Belki de Ferit’in bilinç altı yalı çapkını babasının izinden giderek çift eşliliği normalleştiriyor. Üstelik bunu normalleştiren sadece Ferit de değil, nur topu gibi bir de ablamız Suna var. Suna’nın ikili ilişki deneyimi izlediği filmler ile sınırlı iken Seyran’a akıl veriyor ya… Dayanamıyorum! ‘Kocanla yatmazsan çocuk yapmak için metresine gidebilir’ anlamına gelen cümleler kurabiliyor. Bu mu ablalık? Bu cümlenin bir ötesi ‘metresine gitmesinin suçlusu sensin!‘ değil mi?
Suna dahil bütün yalı “Ferit Seyran’ı seviyor” diyor. Hangi Ferit pardon? Pelin’i odaya getirdiğinde Seyran tepki ile odayı, evi terk ettiğinde nereye gittiğini bile merak etmeyen, hadi onu geçtim, Seyran tuvalette ağlarken, koltukta eski(!) kız arkadaşı ile adresini sadece onun bileceği bir ev seçmekte olan Ferit mi? Oldu paşam (Ferit ses konu ile okuyunuz!) Ama ‘Seyran benim ailem’ diye ne güzel ağlıyor, kıyamam… Zaten Ferit ota, boka, uçan kuşa ağlamıyor mu? Kazım ile konuşmasından bir gün önce de eski(!) sevgilisi ‘kopamıyorum senden.‘ derken ağlıyordu. İki tatlı cümle, birkaç damla göz yaşı ile Kazım’ın kalbini kazanmış mı oldu şimdi?
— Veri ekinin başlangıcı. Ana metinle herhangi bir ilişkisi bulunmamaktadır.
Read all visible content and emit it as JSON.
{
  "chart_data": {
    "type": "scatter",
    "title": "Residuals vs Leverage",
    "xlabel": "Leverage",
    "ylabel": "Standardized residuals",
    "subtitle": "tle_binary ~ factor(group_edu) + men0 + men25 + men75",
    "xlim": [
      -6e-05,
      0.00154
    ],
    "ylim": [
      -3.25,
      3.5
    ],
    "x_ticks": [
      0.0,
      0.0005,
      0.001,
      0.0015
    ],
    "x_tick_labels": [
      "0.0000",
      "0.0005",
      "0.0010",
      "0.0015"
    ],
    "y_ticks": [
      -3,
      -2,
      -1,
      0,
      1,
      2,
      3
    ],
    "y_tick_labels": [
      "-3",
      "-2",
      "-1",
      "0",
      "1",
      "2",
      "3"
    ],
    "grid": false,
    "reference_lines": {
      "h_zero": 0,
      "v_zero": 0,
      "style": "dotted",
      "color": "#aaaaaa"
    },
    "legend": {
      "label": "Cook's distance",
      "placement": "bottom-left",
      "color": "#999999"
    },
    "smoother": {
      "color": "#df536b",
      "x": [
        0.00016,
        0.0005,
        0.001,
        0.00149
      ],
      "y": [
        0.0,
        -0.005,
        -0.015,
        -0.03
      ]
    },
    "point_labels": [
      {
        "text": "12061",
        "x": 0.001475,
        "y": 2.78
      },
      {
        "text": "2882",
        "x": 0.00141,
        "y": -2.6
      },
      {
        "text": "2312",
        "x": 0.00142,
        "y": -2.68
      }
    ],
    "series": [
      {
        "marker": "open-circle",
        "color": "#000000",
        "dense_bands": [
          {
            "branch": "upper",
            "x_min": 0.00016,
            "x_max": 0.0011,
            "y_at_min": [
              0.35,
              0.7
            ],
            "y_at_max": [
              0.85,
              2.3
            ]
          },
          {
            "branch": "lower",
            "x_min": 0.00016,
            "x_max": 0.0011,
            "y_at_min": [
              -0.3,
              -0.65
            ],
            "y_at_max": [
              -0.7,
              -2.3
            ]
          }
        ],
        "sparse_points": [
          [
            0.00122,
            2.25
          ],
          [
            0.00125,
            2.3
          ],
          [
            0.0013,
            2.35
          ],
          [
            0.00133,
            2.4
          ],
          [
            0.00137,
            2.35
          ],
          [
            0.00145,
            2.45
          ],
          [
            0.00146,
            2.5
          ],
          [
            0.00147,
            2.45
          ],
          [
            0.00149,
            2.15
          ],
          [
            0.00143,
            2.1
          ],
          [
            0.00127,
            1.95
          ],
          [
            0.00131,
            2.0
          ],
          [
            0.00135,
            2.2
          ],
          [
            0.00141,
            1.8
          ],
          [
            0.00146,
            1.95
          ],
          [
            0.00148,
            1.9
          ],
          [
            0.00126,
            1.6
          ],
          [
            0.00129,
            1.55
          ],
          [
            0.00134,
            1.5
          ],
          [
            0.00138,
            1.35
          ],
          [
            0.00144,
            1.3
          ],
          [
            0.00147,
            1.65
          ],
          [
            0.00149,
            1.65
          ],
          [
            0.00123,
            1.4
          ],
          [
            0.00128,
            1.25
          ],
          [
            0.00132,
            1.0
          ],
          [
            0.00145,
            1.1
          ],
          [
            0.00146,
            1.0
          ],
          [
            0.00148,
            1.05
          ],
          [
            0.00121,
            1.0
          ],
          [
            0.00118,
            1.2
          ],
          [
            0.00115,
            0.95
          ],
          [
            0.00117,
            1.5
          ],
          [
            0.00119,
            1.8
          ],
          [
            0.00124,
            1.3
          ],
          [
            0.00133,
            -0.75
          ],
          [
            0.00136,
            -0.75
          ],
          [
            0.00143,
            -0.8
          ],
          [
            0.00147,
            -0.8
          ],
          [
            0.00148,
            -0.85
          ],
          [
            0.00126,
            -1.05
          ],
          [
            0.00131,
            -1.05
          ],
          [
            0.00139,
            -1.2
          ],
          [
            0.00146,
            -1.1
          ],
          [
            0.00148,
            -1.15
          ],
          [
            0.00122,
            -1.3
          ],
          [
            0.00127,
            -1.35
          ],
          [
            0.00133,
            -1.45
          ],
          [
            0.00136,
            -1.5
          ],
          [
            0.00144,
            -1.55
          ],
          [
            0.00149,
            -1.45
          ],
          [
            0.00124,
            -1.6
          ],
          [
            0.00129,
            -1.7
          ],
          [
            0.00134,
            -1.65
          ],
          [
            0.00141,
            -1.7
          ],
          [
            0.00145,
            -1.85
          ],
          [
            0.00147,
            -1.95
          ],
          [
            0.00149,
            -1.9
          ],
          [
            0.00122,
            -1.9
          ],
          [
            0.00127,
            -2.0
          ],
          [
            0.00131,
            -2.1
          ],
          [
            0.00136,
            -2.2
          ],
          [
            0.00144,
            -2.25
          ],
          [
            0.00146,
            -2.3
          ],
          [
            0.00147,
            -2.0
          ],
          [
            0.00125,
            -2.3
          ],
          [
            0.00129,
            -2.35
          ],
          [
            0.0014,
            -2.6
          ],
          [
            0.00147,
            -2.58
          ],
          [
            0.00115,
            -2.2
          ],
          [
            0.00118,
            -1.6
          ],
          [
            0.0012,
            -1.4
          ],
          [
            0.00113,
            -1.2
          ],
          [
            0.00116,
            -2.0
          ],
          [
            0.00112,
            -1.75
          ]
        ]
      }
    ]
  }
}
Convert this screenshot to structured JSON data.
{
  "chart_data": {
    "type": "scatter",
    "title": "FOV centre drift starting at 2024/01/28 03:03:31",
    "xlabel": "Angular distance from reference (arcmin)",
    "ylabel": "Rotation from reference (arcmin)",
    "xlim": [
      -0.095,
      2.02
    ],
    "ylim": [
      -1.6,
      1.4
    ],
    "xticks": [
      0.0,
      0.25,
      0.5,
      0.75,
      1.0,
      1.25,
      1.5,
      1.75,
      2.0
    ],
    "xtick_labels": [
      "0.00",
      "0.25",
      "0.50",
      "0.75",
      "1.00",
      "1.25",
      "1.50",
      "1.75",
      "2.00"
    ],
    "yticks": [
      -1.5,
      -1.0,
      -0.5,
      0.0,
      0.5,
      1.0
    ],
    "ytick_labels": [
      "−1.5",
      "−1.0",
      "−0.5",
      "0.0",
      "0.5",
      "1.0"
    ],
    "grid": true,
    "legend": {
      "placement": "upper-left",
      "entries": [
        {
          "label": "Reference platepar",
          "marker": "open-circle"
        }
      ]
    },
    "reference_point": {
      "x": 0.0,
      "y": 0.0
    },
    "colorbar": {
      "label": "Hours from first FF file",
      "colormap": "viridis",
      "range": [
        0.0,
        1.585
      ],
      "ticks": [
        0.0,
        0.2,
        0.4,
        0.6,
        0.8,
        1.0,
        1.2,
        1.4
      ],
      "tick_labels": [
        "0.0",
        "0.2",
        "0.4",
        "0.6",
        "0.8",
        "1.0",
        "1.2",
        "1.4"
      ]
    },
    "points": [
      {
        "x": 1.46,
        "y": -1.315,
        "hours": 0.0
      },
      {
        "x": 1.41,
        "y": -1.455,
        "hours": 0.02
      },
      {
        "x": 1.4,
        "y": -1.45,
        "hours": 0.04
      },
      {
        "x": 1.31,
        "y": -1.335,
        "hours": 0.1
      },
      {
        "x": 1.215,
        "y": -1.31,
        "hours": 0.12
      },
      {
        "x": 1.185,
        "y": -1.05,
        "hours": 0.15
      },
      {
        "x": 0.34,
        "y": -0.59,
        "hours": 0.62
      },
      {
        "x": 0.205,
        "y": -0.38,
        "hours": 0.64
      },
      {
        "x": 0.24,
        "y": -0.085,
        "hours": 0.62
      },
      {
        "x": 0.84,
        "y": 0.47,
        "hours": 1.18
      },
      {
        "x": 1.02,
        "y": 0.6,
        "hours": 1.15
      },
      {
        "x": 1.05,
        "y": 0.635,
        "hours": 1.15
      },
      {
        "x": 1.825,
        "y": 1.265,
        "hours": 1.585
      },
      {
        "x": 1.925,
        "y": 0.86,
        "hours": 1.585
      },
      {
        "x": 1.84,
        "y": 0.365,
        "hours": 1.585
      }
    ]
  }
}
Kazım Ağa’ya dair de bir paragraf açmak lazım: Kazım Ağa‘nın hız kazanan değişimde karakteri sırtlanan Diren Polatoğulları’nın başarısı yadsınamaz. Gözlerinden düşen bir damla yaş kanmayın, Kazım Ağa örnek bir baba değil. Kendi doğruları ile yetiştirdiği, aslında yatırım yaptığı kızlarının bedenleri kadar, ruhlarında açtığı yaralar unutulmamalı. Ama canından kanından… Ailesini korumak için nasıl kaplan kesilebildiğini izledik gördük: “Sen Seyran’a ne yaptıysan gizli gizli köşelerde ağlıyor. Benden çok acıtmışsın canını.” – Alt metin, ben kızımın canını acıtmış olabilirim, ama SEN acıtamazsın!
Seyran sadece 19 yaşında ama babasının evinde yaşadıkları onu yaraladığı kadar olgunlaştırmış da… Bugünün Seyran’ı Ferit ile kavgasının etkisi ile babasının sözünü dinleyip Ferit’i terk edebilirken, odasına kadar giren metresi kabullenecek öyle mi? Ne için? Antep’e dönmemek, kendi ayaklarının üzerinde durup manken olmak için. Bu mudur güçlü Seyran? Halis Ağa daha dün ailesine ‘marabalaar’ diye bağırırken, bugün damızlık gelin olduğunun altını çizip, istediği gibi davranmazsa masada yeri olmadığı konusunda tehdit ederken, tüm fiziki ve sözlü tacizlere karşı ‘çok şükür’ demeye devam mı etsin?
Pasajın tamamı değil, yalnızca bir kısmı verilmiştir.